Author: Alexander Bruni
Time for reading: ~2
minutes
Last Updated:
August 08, 2022
In this article, learn more about What Nutrition Should Women Of Different Ages Emphasize. What nutrition should women of different ages emphasize - part 3.
During different periods of our lives we need different vitamins and elements, which naturally suggests that the foods we need to emphasize also change. It is time to see how the elderly should eat.
Over 50 yearsAt this age, women are at risk for problems such as high cholesterol, high blood pressure or type 2 diabetes. A low-fat diet with more fruits and vegetables is the best way to prevent disease.
As women at this age enter menopause, they are affected in different ways.
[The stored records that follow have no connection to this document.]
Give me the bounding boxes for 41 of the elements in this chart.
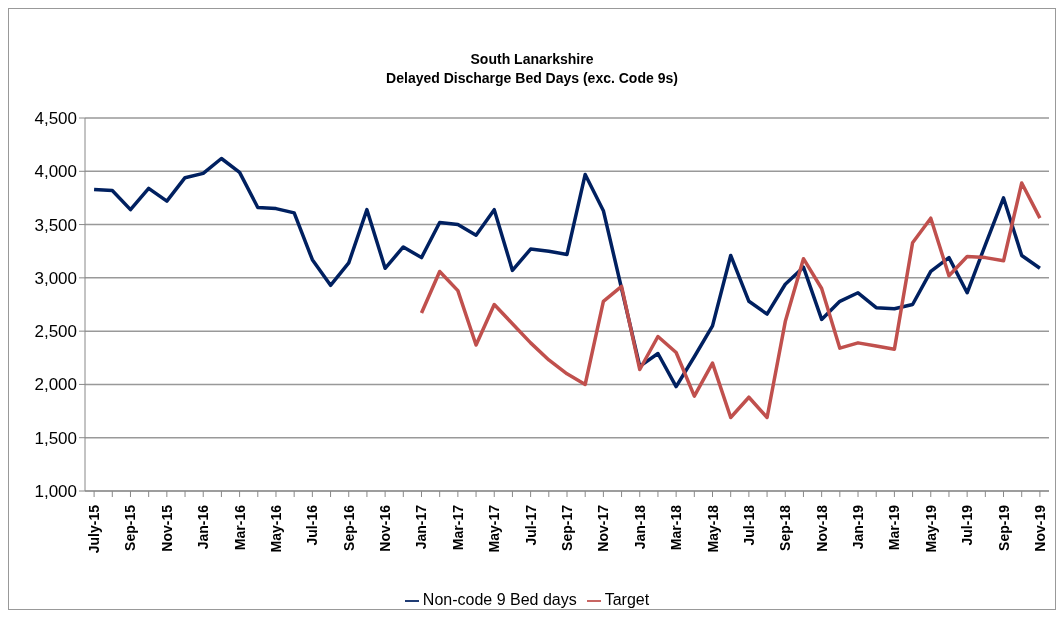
x-tick-label: Jan-19	[850, 504, 867, 550]
x-tick-label: Jul-19	[959, 504, 976, 546]
x-tick-label: Nov-19	[1031, 504, 1048, 552]
legend-label: Target	[604, 591, 650, 608]
y-tick-label: 3,000	[34, 268, 77, 288]
line-series	[92, 156, 1042, 389]
x-tick-label: Mar-16	[231, 504, 248, 551]
x-tick-label: July-15	[86, 504, 103, 554]
x-tick-label: Nov-16	[377, 504, 394, 552]
x-tick-label: Mar-18	[668, 504, 685, 551]
y-tick-label: 3,500	[34, 215, 77, 235]
chart-subtitle: Delayed Discharge Bed Days (exc. Code 9s)	[385, 69, 679, 88]
chart-title: South Lanarkshire	[469, 50, 595, 69]
x-tick-label: Jan-16	[195, 504, 212, 550]
line-series	[419, 181, 1042, 420]
x-tick-label: Jan-18	[631, 504, 648, 550]
y-tick-label: 1,000	[34, 482, 77, 502]
x-tick-label: Nov-15	[158, 504, 175, 552]
x-tick-label: Sep-19	[995, 504, 1012, 551]
y-tick-label: 2,000	[34, 375, 77, 395]
x-tick-label: May-17	[486, 504, 503, 553]
x-tick-label: Jul-18	[740, 504, 757, 546]
x-tick-label: Jul-16	[304, 504, 321, 546]
x-tick-label: May-19	[922, 504, 939, 553]
x-tick-label: May-16	[267, 504, 284, 553]
y-tick-label: 2,500	[34, 322, 77, 342]
x-tick-label: Nov-18	[813, 504, 830, 552]
y-tick-label: 4,000	[34, 162, 77, 182]
x-tick-label: Nov-17	[595, 504, 612, 552]
x-tick-label: Sep-16	[340, 504, 357, 551]
y-tick-label: 4,500	[34, 109, 77, 129]
y-tick-label: 1,500	[34, 428, 77, 448]
x-tick-label: Sep-17	[559, 504, 575, 551]
x-tick-label: Sep-18	[777, 504, 794, 551]
x-tick-label: Mar-19	[886, 504, 903, 551]
x-tick-label: Sep-15	[122, 504, 139, 551]
legend-label: Non-code 9 Bed days	[422, 591, 577, 608]
x-tick-label: Jan-17	[413, 504, 430, 550]
x-tick-label: Mar-17	[449, 504, 466, 551]
x-tick-label: May-18	[704, 504, 721, 553]
x-tick-label: Jul-17	[522, 504, 539, 546]
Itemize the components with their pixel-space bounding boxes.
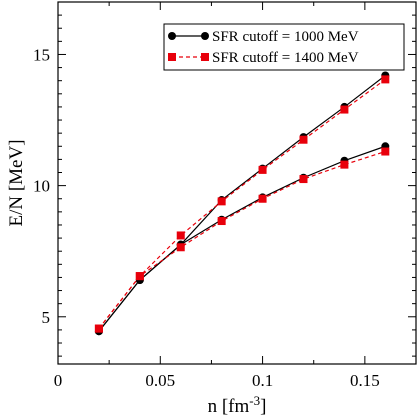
y-tick-label: 15: [33, 45, 50, 64]
plot-frame: [57, 1, 417, 365]
axis-ticks: 0 0.05 0.1 0.15 5 10 15: [33, 2, 416, 390]
data-point: [381, 75, 390, 84]
legend-marker-1000: [201, 32, 209, 40]
y-axis-label: E/N [MeV]: [6, 139, 27, 226]
x-tick-label: 0.05: [145, 371, 175, 390]
data-point: [94, 324, 103, 333]
legend-box: [163, 23, 405, 71]
legend-marker-1400: [201, 53, 209, 61]
x-tick-label: 0: [54, 371, 63, 390]
data-point: [176, 243, 185, 252]
legend-marker-1000: [168, 32, 176, 40]
legend-label-1400: SFR cutoff = 1400 MeV: [212, 50, 359, 66]
x-tick-label: 0.1: [252, 371, 273, 390]
data-point: [217, 217, 226, 226]
data-point: [258, 165, 267, 174]
data-point: [299, 175, 308, 184]
legend-entry-1000: SFR cutoff = 1000 MeV: [168, 29, 359, 45]
x-axis-label: n [fm-3]: [208, 393, 267, 415]
x-axis-label-superscript: -3: [249, 393, 260, 408]
x-axis-label-end: ]: [260, 396, 266, 415]
legend: SFR cutoff = 1000 MeV SFR cutoff = 1400 …: [163, 23, 405, 71]
data-point: [217, 197, 226, 206]
legend-label-1000: SFR cutoff = 1000 MeV: [212, 29, 359, 45]
data-point: [258, 194, 267, 203]
series-line: [98, 74, 386, 332]
data-point: [340, 160, 349, 169]
data-point: [340, 105, 349, 114]
series-line: [98, 150, 386, 329]
x-tick-label: 0.15: [350, 371, 380, 390]
series-layer: [94, 71, 390, 336]
series-1400: [94, 75, 390, 333]
data-point: [135, 272, 144, 281]
legend-entry-1400: SFR cutoff = 1400 MeV: [168, 50, 359, 66]
series-line: [98, 145, 386, 332]
data-point: [381, 147, 390, 156]
y-tick-label: 10: [33, 177, 50, 196]
legend-marker-1400: [168, 53, 176, 61]
y-tick-label: 5: [42, 308, 51, 327]
data-point: [299, 135, 308, 144]
data-point: [176, 231, 185, 240]
x-axis-label-main: n [fm: [208, 396, 250, 415]
series-line: [98, 78, 386, 329]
Problems such as decreased libido, osteoporosis and heart disease are associated with a decrease in estrogen during this period of life. These hormonal problems accelerate the loss of calcium from the bones, which increases the risk of osteoporosis. To prevent this, it is important to eat low-fat foods rich in calcium 3 times a day.
Smoking and a sedentary lifestyle can be a major problem, seriously damaging the bones. So you can include some exercises, such as yoga, brisk walking, just walk more or swim. Aim for a combination of exercises that tone and develop muscles. This will increase the speed of metabolism.
Also pay attention to fluids and drink 6-8 glasses of water or herbal teas a day and try to keep caffeine consumption low. Caffeine affects calcium absorption.
It is also good to eat at least once a week oily fish.
What to consume?
Follow a Mediterranean diet - this diet is based on lots of fresh fruits and vegetables, which will help you get a wide range of useful vitamins and minerals. Other health benefits include eating whole grains, lean meats, fish, and heart-healthy fats such as olive oil. Monitor your blood sugar and cholesterol levels.
Consume saturated fats - with age, the body's energy needs decrease, and body fat accumulates when we eat too many calories and burn a small part of them. Include monounsaturated and polyunsaturated fats from nuts, seeds and their oils in your diet, instead of consuming fatty animal products.
Photoestrogens - Soy foods such as tofu can help reduce some of the symptoms associated with menopause. Eating 15-25 grams a day of soy protein can help lower bad cholesterol. If you don't like soy, include other sources of phytoestrogens such as flaxseed, peanuts, legumes and sweet potatoes.
Omega 3 fatty acids - Your goal is to eat 3 times a week foods rich in omega 3, as they can help maintain bone and heart health. Eat canned mackerel, sardines, salmon (but not canned tuna). Other sources are eggs, nuts, seeds such as flaxseed and flaxseed.